ISSN 2223-6775 Ukrainian journal of occupational health Vol.16, No 1, 2020

Implementation of modern requirements to methods of quantitative control of harmful chemical factors in the working zone air of pharmaceutical enterprises

Zazulyak T.S.

https://doi.org/10.33573/ujoh2020.01.033

Lviv national medical university named after Danylo Halytskyy, Lviv

Full article (PDF), UKR

Introduction. Monitoring of concentrations of active pharmaceutical ingredients is an integral part of monitoring the pollution of the manufacturing area in pharmaceutical manufacturers. The requirements of the present day dictate the need for revising and improving the control methods, which has determined the purpose and objectives of this work.

The purpose of the studyanalysis of the current state of methodological support of the quantitative control of levels of air pollution in the working zone by harmful substances at pharmaceutical enterprises and search for ways of its improvement.

Materials and methods. The study was conducted by examining the national legislative base and directive acts, standards and norms implemented within the framework of the Ukraine-EU Association Agreement, which regulate the control of chemical pollution of the working zone air.

Results. The analysis of the national and European legislation show that the state policy of Ukraine and the EU Member States in the field of occupational safety against chemicals is aimed at increasing the level of industrial safety. For this purpose, standard methods for measuring concentrations of harmful substances in the air should be developed. A scheme presented for developing methods of measuring concentrations of medicinal substances in the air of the working zone at farmaceutical enterprises covers specificity of the pharmaceutical production and actual analytical requirements to the methods. An essential point is to obtain evidence of the suitability of the method, namely its validation and verification as well as implementation of DSTU ISO/IEC 17025:2017 (Standard) into practice.

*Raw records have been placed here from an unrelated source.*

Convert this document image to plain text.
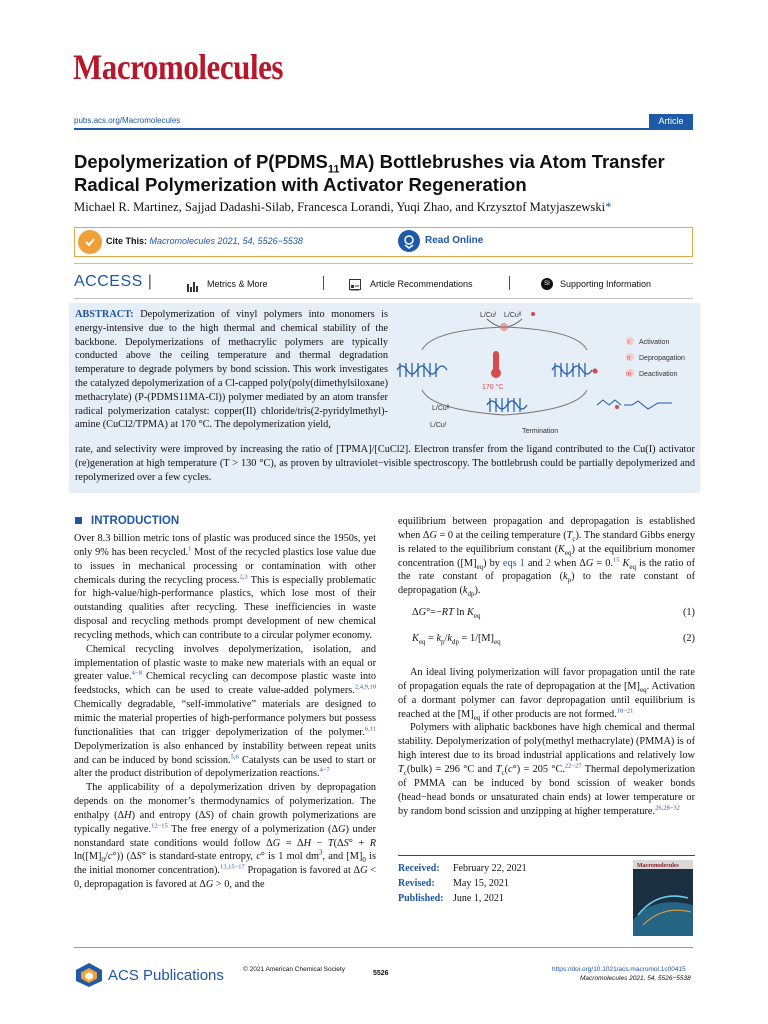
Macromolecules
pubs.acs.org/Macromolecules	Article
Depolymerization of $P(PDMS_{11}MA)$ Bottlebrushes via Atom Transfer Radical Polymerization with Activator Regeneration
Michael R. Martinez, Sajjad Dadashi-Silab, Francesca Lorandi, Yuqi Zhao, and Krzysztof Matyjaszewski*
Cite This: Macromolecules 2021, 54, 5526−5538	Read Online
ACCESS |	Metrics & More	Article Recommendations	SI	Supporting Information
ABSTRACT: Depolymerization of vinyl polymers into monomers is energy-intensive due to the high thermal and chemical stability of the backbone. Depolymerizations of methacrylic polymers are typically conducted above the ceiling temperature and thermal degradation temperature to degrade polymers by bond scission. This work investigates the catalyzed depolymerization of a Cl-capped poly(poly(dimethylsiloxane) methacrylate) (P-(PDMS11MA-Cl)) polymer mediated by an atom transfer radical polymerization catalyst: copper(II) chloride/tris(2-pyridylmethyl)-amine (CuCl2/TPMA) at 170 °C. The depolymerization yield,
L/Cuᴵ L/Cuᴵᴵ
170 °C
L/Cuᴵᴵ
L/Cuᴵ
Termination
I Activation
II Depropagation
III Deactivation
rate, and selectivity were improved by increasing the ratio of [TPMA]/[CuCl2]. Electron transfer from the ligand contributed to the Cu(I) activator (re)generation at high temperature (T > 130 °C), as proven by ultraviolet−visible spectroscopy. The bottlebrush could be partially depolymerized and repolymerized over a few cycles.
INTRODUCTION

Over 8.3 billion metric tons of plastic was produced since the 1950s, yet only 9% has been recycled.$^1$ Most of the recycled plastics lose value due to issues in mechanical processing or contamination with other chemicals during the recycling process.$^{2,3}$ This is especially problematic for high-value/high-performance plastics, which lose most of their outstanding qualities after recycling. These inefficiencies in waste disposal and recycling methods prompt development of new chemical recycling methods, which can contribute to a circular polymer economy.

Chemical recycling involves depolymerization, isolation, and implementation of plastic waste to make new materials with an equal or greater value.$^{4-8}$ Chemical recycling can decompose plastic waste into feedstocks, which can be used to create value-added polymers.$^{2,4,9,10}$ Chemically degradable, “self-immolative” materials are designed to mimic the material properties of high-performance polymers but possess functionalities that can trigger depolymerization of the polymer.$^{6,11}$ Depolymerization is also enhanced by instability between repeat units and can be induced by bond scission.$^{5,6}$ Catalysts can be used to start or alter the product distribution of depolymerization reactions.$^{4-7}$

The applicability of a depolymerization driven by depropagation depends on the monomer’s thermodynamics of polymerization. The enthalpy (ΔH) and entropy (ΔS) of chain growth polymerizations are typically negative.$^{12-15}$ The free energy of a polymerization (ΔG) under nonstandard state conditions would follow ΔG = ΔH − T(ΔS° + R $\ln([M]_0/c^\circ)$) (ΔS° is standard-state entropy, c° is 1 mol $dm^3$, and $[M]_0$ is the initial monomer concentration).$^{13,15-17}$ Propagation is favored at ΔG < 0, depropagation is favored at ΔG > 0, and the

equilibrium between propagation and depropagation is established when ΔG = 0 at the ceiling temperature $(T_c)$. The standard Gibbs energy is related to the equilibrium constant $(K_{eq})$ at the equilibrium monomer concentration $([M]_{eq})$ by eqs 1 and 2 when ΔG = 0.15 $K_{eq}$ is the ratio of the rate constant of propagation $(k_p)$ to the rate constant of depropagation $(k_{dp})$.

ΔG°=−RT $\ln K_{eq}$	(1)
$K_{eq} = k_p/k_{dp} = 1/[M]_{eq}$	(2)

An ideal living polymerization will favor propagation until the rate of propagation equals the rate of depropagation at the $[M]_{eq}$. Activation of a dormant polymer can favor depropagation until equilibrium is reached at the $[M]_{eq}$ if other products are not formed.$^{18-21}$

Polymers with aliphatic backbones have high chemical and thermal stability. Depolymerization of poly(methyl methacrylate) (PMMA) is of high interest due to its broad industrial applications and relatively low $T_c(bulk) = 296$ °C and $T_c(c^\circ) = 205$ °C.$^{22-27}$ Thermal depolymerization of PMMA can be induced by bond scission of weaker bonds (head−head bonds or unsaturated chain ends) at lower temperature or by random bond scission and unzipping at higher temperature.$^{26,28-32}$

Received: February 22, 2021
Revised: May 15, 2021
Published: June 1, 2021
Macromolecules
ACS Publications	© 2021 American Chemical Society
5526
https://doi.org/10.1021/acs.macromol.1c00415
Macromolecules 2021, 54, 5526−5538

Conclusions. The harmonization of the national legislation with EU normative acts puts forward new requirements to the methodological support of the process of development of methods for controlling harmful chemical factors in production conditions. The development of methods of the control of chemical pollution in the production environment of pharmaceutical enterprises should be carried out in accordance with the requirements of the EU directive acts, DSTU EN 482, 2016. It is proposed a scheme for developing methods of measuring concentrations of chemicals in the air of the working zone at farmaceutical enterprises. The implementation of this scheme into practice will help to optimize actions on hygienic regulation and controlling levels of the effect of chemical factors in conditions of production of medicinal preparations.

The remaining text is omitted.